Y-a-t-il une urgence particulière à multiplier les lois sécuritaires de circonstance et à retarder les lois de liberté ? D’ailleurs, je conseille la lecture de l’instruction du 11 mars 2003, signée par le ministre de l’intérieur de l’époque, sur la question de la dignité des personnes en garde à vue. Mes chers collègues, c’est une lecture édifiante !
Cette question est toujours en suspens, et elle ne sera pas résolue par le renvoi à la commission du texte de nos collègues du groupe socialiste et rattachés, que notre groupe, à une exception près, ne votera pas, confirmant ainsi son opposition au blocage actuel.
Le débat qui est ouvert découle – nous en sommes tous conscients – d’une dérive inacceptable de la procédure de garde à vue ; cette évolution, reconnue et dénoncée par les plus hautes autorités de l’État, suscite la désapprobation de plus en plus ouverte d’une majorité de nos concitoyens. Ceux-ci sont conscients qu’il est intolérable, dans un État de droit, d’infliger chaque année à plus de 800 000 personnes une mesure privative de liberté, pour des infractions qui sont souvent bénignes – vous l’avez très objectivement souligné, monsieur le secrétaire d’État –, dépourvues de suite judiciaire et même, parfois, d’infraction caractérisée. Cette situation est aggravée, nous en sommes tous d’accord, par des conditions matérielles et des conditions d’exercice tout à fait indécentes.

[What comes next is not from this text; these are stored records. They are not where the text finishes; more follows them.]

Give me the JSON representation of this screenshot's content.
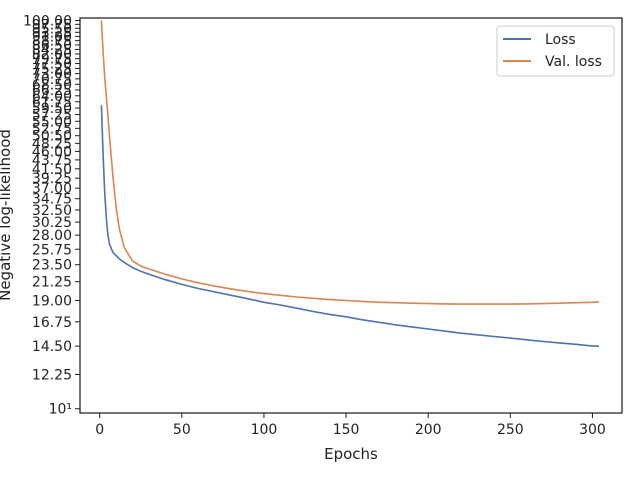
{
  "chart_data": {
    "type": "line",
    "title": "",
    "xlabel": "Epochs",
    "ylabel": "Negative log-likelihood",
    "xlim": [
      -12,
      318
    ],
    "ylim": [
      9.75,
      101.5
    ],
    "yscale": "log",
    "grid": false,
    "legend_position": "top-right",
    "x_ticks": [
      0,
      50,
      100,
      150,
      200,
      250,
      300
    ],
    "y_tick_labels": [
      "10¹",
      "12.25",
      "14.50",
      "16.75",
      "19.00",
      "21.25",
      "23.50",
      "25.75",
      "28.00",
      "30.25",
      "32.50",
      "34.75",
      "37.00",
      "39.25",
      "41.50",
      "43.75",
      "46.00",
      "48.25",
      "50.50",
      "52.75",
      "55.00",
      "57.25",
      "59.50",
      "61.75",
      "64.00",
      "66.25",
      "68.50",
      "70.75",
      "73.00",
      "75.25",
      "77.50",
      "79.75",
      "82.00",
      "84.25",
      "86.50",
      "88.75",
      "91.00",
      "93.25",
      "95.50",
      "97.75",
      "100.00"
    ],
    "y_tick_values": [
      10,
      12.25,
      14.5,
      16.75,
      19,
      21.25,
      23.5,
      25.75,
      28,
      30.25,
      32.5,
      34.75,
      37,
      39.25,
      41.5,
      43.75,
      46,
      48.25,
      50.5,
      52.75,
      55,
      57.25,
      59.5,
      61.75,
      64,
      66.25,
      68.5,
      70.75,
      73,
      75.25,
      77.5,
      79.75,
      82,
      84.25,
      86.5,
      88.75,
      91,
      93.25,
      95.5,
      97.75,
      100
    ],
    "series": [
      {
        "name": "Loss",
        "color": "#4c72b0",
        "x": [
          1,
          2,
          3,
          4,
          5,
          6,
          8,
          10,
          12,
          15,
          20,
          25,
          30,
          40,
          50,
          60,
          70,
          80,
          90,
          100,
          110,
          120,
          130,
          140,
          150,
          160,
          170,
          180,
          190,
          200,
          210,
          220,
          230,
          240,
          250,
          260,
          270,
          280,
          290,
          300,
          304
        ],
        "y": [
          60.5,
          46,
          36.5,
          31,
          28,
          26.5,
          25.3,
          24.8,
          24.3,
          23.8,
          23.1,
          22.6,
          22.2,
          21.5,
          20.9,
          20.4,
          20.0,
          19.6,
          19.2,
          18.8,
          18.5,
          18.15,
          17.8,
          17.5,
          17.25,
          16.95,
          16.7,
          16.45,
          16.25,
          16.05,
          15.85,
          15.65,
          15.5,
          15.35,
          15.2,
          15.05,
          14.9,
          14.78,
          14.65,
          14.5,
          14.5
        ]
      },
      {
        "name": "Val. loss",
        "color": "#dd8452",
        "x": [
          1,
          2,
          3,
          4,
          5,
          6,
          8,
          10,
          12,
          15,
          20,
          25,
          30,
          40,
          50,
          60,
          70,
          80,
          90,
          100,
          110,
          120,
          130,
          140,
          150,
          160,
          170,
          180,
          190,
          200,
          210,
          220,
          230,
          240,
          250,
          260,
          270,
          280,
          290,
          300,
          304
        ],
        "y": [
          100,
          84,
          72,
          64,
          57,
          50,
          40,
          33,
          29,
          26,
          24,
          23.3,
          22.9,
          22.2,
          21.6,
          21.1,
          20.7,
          20.35,
          20.05,
          19.8,
          19.6,
          19.4,
          19.25,
          19.1,
          19.0,
          18.9,
          18.8,
          18.75,
          18.7,
          18.65,
          18.62,
          18.6,
          18.6,
          18.6,
          18.6,
          18.62,
          18.65,
          18.7,
          18.75,
          18.8,
          18.85
        ]
      }
    ]
  }
}
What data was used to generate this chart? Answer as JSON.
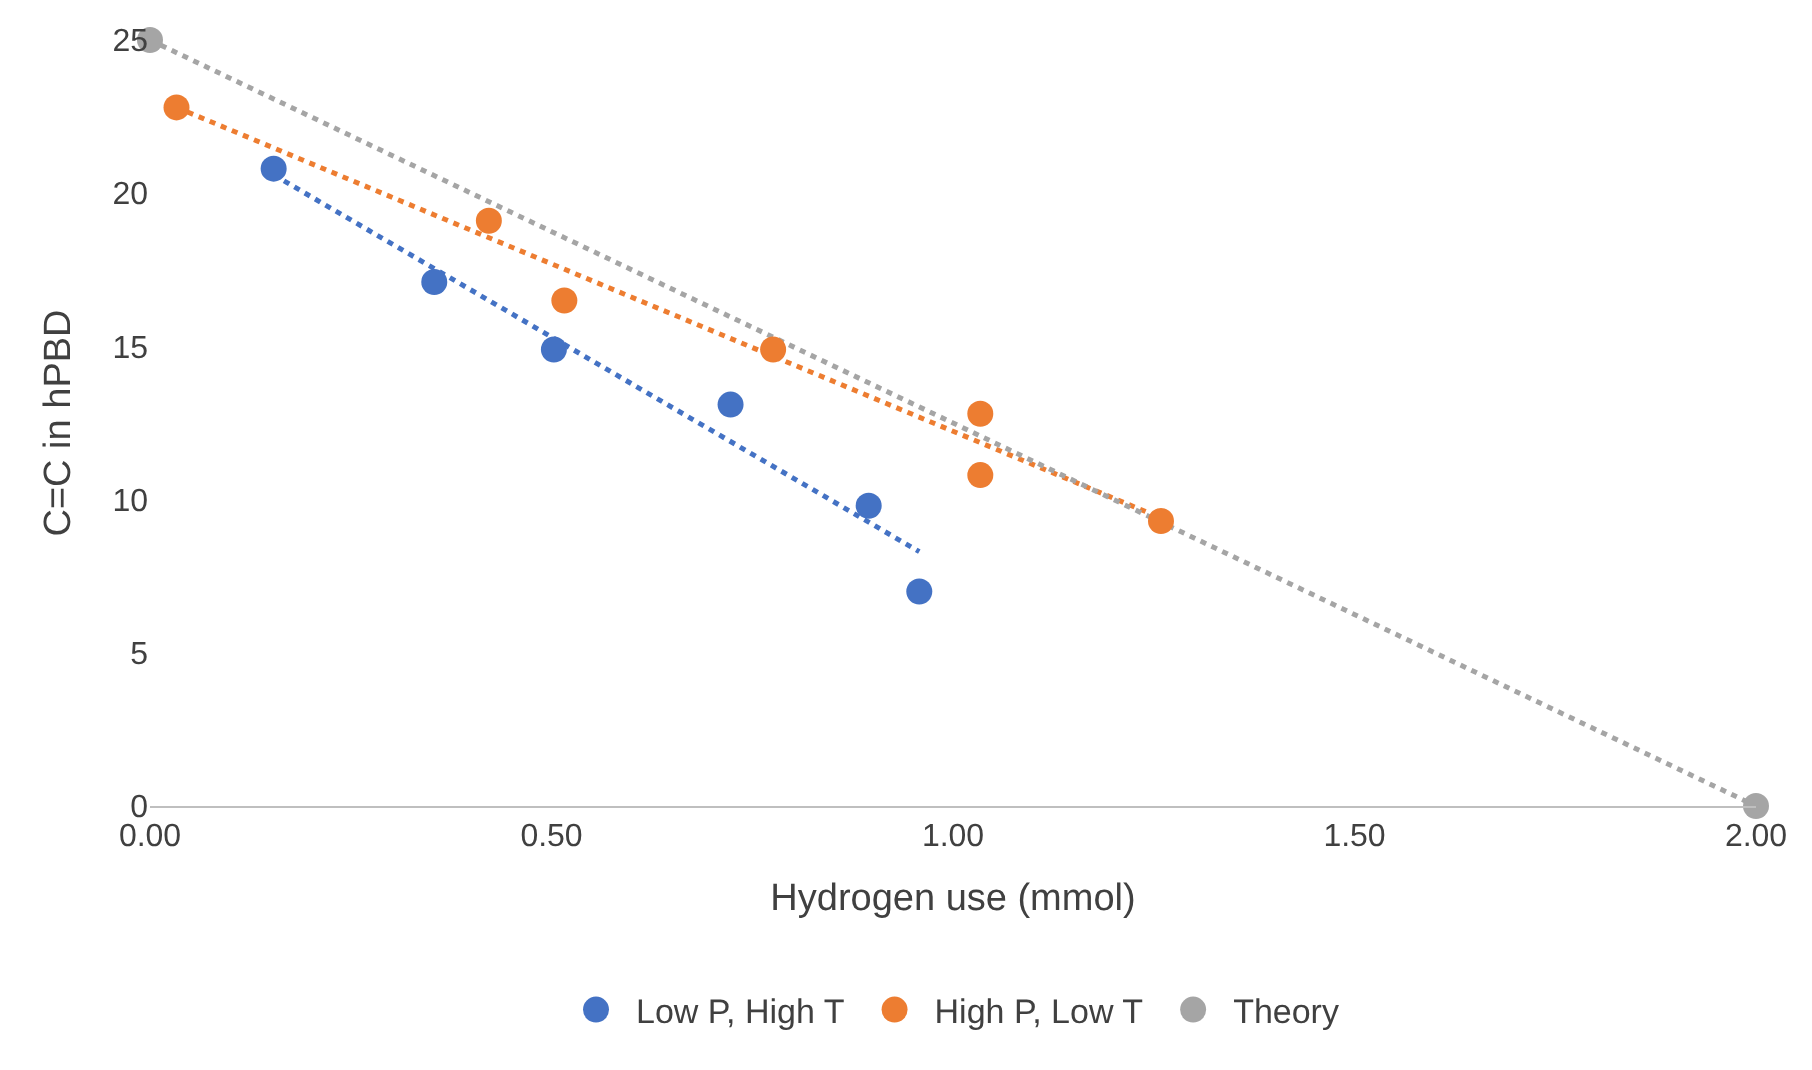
{
  "chart_data": {
    "type": "scatter",
    "xlabel": "Hydrogen use (mmol)",
    "ylabel": "C=C in hPBD",
    "xlim": [
      0,
      2
    ],
    "xticks": [
      {
        "value": 0,
        "label": "0.00"
      },
      {
        "value": 0.5,
        "label": "0.50"
      },
      {
        "value": 1,
        "label": "1.00"
      },
      {
        "value": 1.5,
        "label": "1.50"
      },
      {
        "value": 2,
        "label": "2.00"
      }
    ],
    "ylim": [
      0,
      25
    ],
    "yticks": [
      0,
      5,
      10,
      15,
      20,
      25
    ],
    "grid": false,
    "legend": "bottom",
    "marker": "circle",
    "series": [
      {
        "name": "Low P, High T",
        "color": "#4472c4",
        "x": [
          0.154,
          0.354,
          0.503,
          0.723,
          0.895,
          0.958
        ],
        "values": [
          20.8,
          17.1,
          14.9,
          13.1,
          9.8,
          7.0
        ]
      },
      {
        "name": "High P, Low T",
        "color": "#ed7d31",
        "x": [
          0.033,
          0.422,
          0.516,
          0.776,
          1.034,
          1.034,
          1.259
        ],
        "values": [
          22.8,
          19.1,
          16.5,
          14.9,
          12.8,
          10.8,
          9.3
        ]
      },
      {
        "name": "Theory",
        "color": "#a5a5a5",
        "x": [
          0,
          2
        ],
        "values": [
          25,
          0
        ]
      },
      {
        "type": "line",
        "color": "#4472c4",
        "line_style": "dotted",
        "marker": "none",
        "x": [
          0.154,
          0.958
        ],
        "values": [
          20.6,
          8.3
        ]
      },
      {
        "type": "line",
        "color": "#ed7d31",
        "line_style": "dotted",
        "marker": "none",
        "x": [
          0.033,
          1.259
        ],
        "values": [
          22.8,
          9.4
        ]
      },
      {
        "type": "line",
        "color": "#a5a5a5",
        "line_style": "dotted",
        "marker": "none",
        "x": [
          0,
          2
        ],
        "values": [
          25,
          0
        ]
      }
    ]
  }
}
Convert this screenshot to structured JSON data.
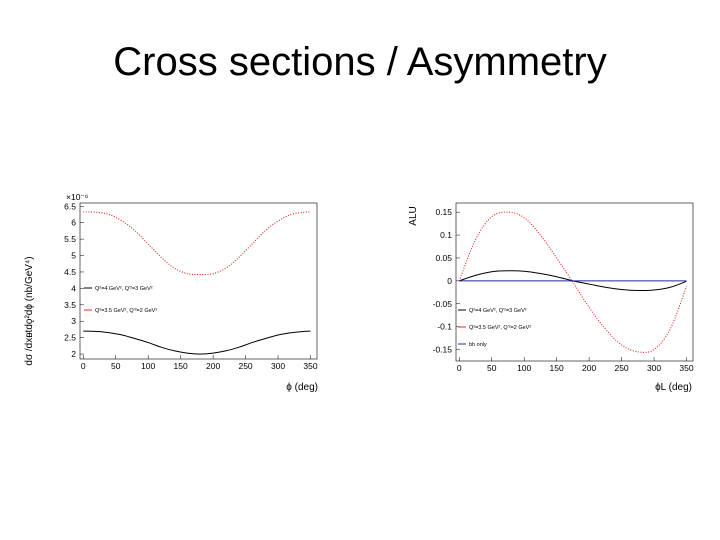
{
  "slide": {
    "title": "Cross sections / Asymmetry"
  },
  "chart_data": [
    {
      "type": "line",
      "title": "",
      "xlabel": "ϕ (deg)",
      "ylabel": "dσ /dxᴃtdǫ²dϕ (nb/GeV⁴)",
      "exponent_label": "×10⁻⁶",
      "xlim": [
        -5,
        360
      ],
      "ylim": [
        1.85,
        6.6
      ],
      "xticks": [
        0,
        50,
        100,
        150,
        200,
        250,
        300,
        350
      ],
      "yticks": [
        "2",
        "2.5",
        "3",
        "3.5",
        "4",
        "4.5",
        "5",
        "5.5",
        "6",
        "6.5"
      ],
      "legend_position": "left",
      "series": [
        {
          "name": "Q²=4 GeV², Q'²=3 GeV²",
          "color": "#000000",
          "style": "solid",
          "x": [
            0,
            20,
            40,
            60,
            80,
            100,
            120,
            140,
            160,
            180,
            200,
            220,
            240,
            260,
            280,
            300,
            320,
            340,
            350
          ],
          "y": [
            2.7,
            2.69,
            2.65,
            2.58,
            2.47,
            2.35,
            2.21,
            2.1,
            2.03,
            2.0,
            2.03,
            2.1,
            2.21,
            2.35,
            2.47,
            2.58,
            2.65,
            2.69,
            2.7
          ]
        },
        {
          "name": "Q²=3.5 GeV², Q'²=2 GeV²",
          "color": "#e0281c",
          "style": "dotted",
          "x": [
            0,
            20,
            40,
            60,
            80,
            100,
            120,
            140,
            160,
            180,
            200,
            220,
            240,
            260,
            280,
            300,
            320,
            340,
            350
          ],
          "y": [
            6.33,
            6.32,
            6.25,
            6.05,
            5.75,
            5.35,
            4.95,
            4.62,
            4.45,
            4.42,
            4.45,
            4.62,
            4.95,
            5.35,
            5.75,
            6.05,
            6.25,
            6.32,
            6.33
          ]
        }
      ]
    },
    {
      "type": "line",
      "title": "",
      "xlabel": "ϕL (deg)",
      "ylabel": "ALU",
      "xlim": [
        -5,
        360
      ],
      "ylim": [
        -0.175,
        0.17
      ],
      "xticks": [
        0,
        50,
        100,
        150,
        200,
        250,
        300,
        350
      ],
      "yticks": [
        "-0.15",
        "-0.1",
        "-0.05",
        "0",
        "0.05",
        "0.1",
        "0.15"
      ],
      "legend_position": "bottom-left",
      "series": [
        {
          "name": "Q²=4 GeV², Q'²=3 GeV²",
          "color": "#000000",
          "style": "solid",
          "x": [
            0,
            25,
            50,
            75,
            100,
            125,
            150,
            175,
            200,
            225,
            250,
            275,
            300,
            325,
            350
          ],
          "y": [
            0.0,
            0.012,
            0.02,
            0.022,
            0.021,
            0.016,
            0.009,
            0.0,
            -0.007,
            -0.014,
            -0.019,
            -0.021,
            -0.02,
            -0.014,
            -0.001
          ]
        },
        {
          "name": "Q²=3.5 GeV², Q'²=2 GeV²",
          "color": "#e0281c",
          "style": "dotted",
          "x": [
            0,
            25,
            50,
            75,
            100,
            125,
            150,
            175,
            200,
            225,
            250,
            275,
            300,
            325,
            350
          ],
          "y": [
            0.0,
            0.09,
            0.14,
            0.15,
            0.138,
            0.1,
            0.05,
            -0.003,
            -0.058,
            -0.105,
            -0.14,
            -0.155,
            -0.15,
            -0.105,
            -0.012
          ]
        },
        {
          "name": "bh only",
          "color": "#1f2aa8",
          "style": "solid",
          "x": [
            0,
            350
          ],
          "y": [
            0.0,
            0.0
          ]
        }
      ]
    }
  ]
}
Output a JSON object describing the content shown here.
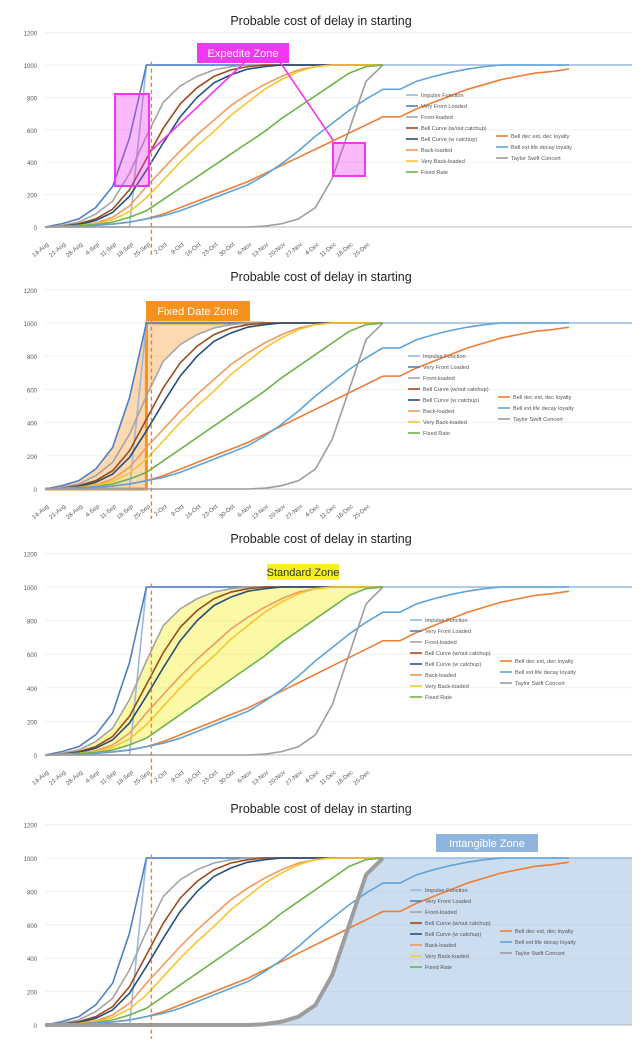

L’évolution de la jurisprudence européenne, l’insécurité juridique qui découle de l’interprétation qu’en donne aujourd’hui une partie de nos tribunaux imposent aussi de sortir d’urgence de ce gâchis pénal. En outre, je l’ai déjà souligné, cette situation contribue à creuser un fossé entre les forces de l’ordre et les citoyens, avec une rubrique « faits divers » constamment remplie par quelques bavures rendues inéluctables par l’inflation du nombre de gardes à vue, les conditions de celles-ci et l’absence de contrôle réel du parquet sur ces procédures.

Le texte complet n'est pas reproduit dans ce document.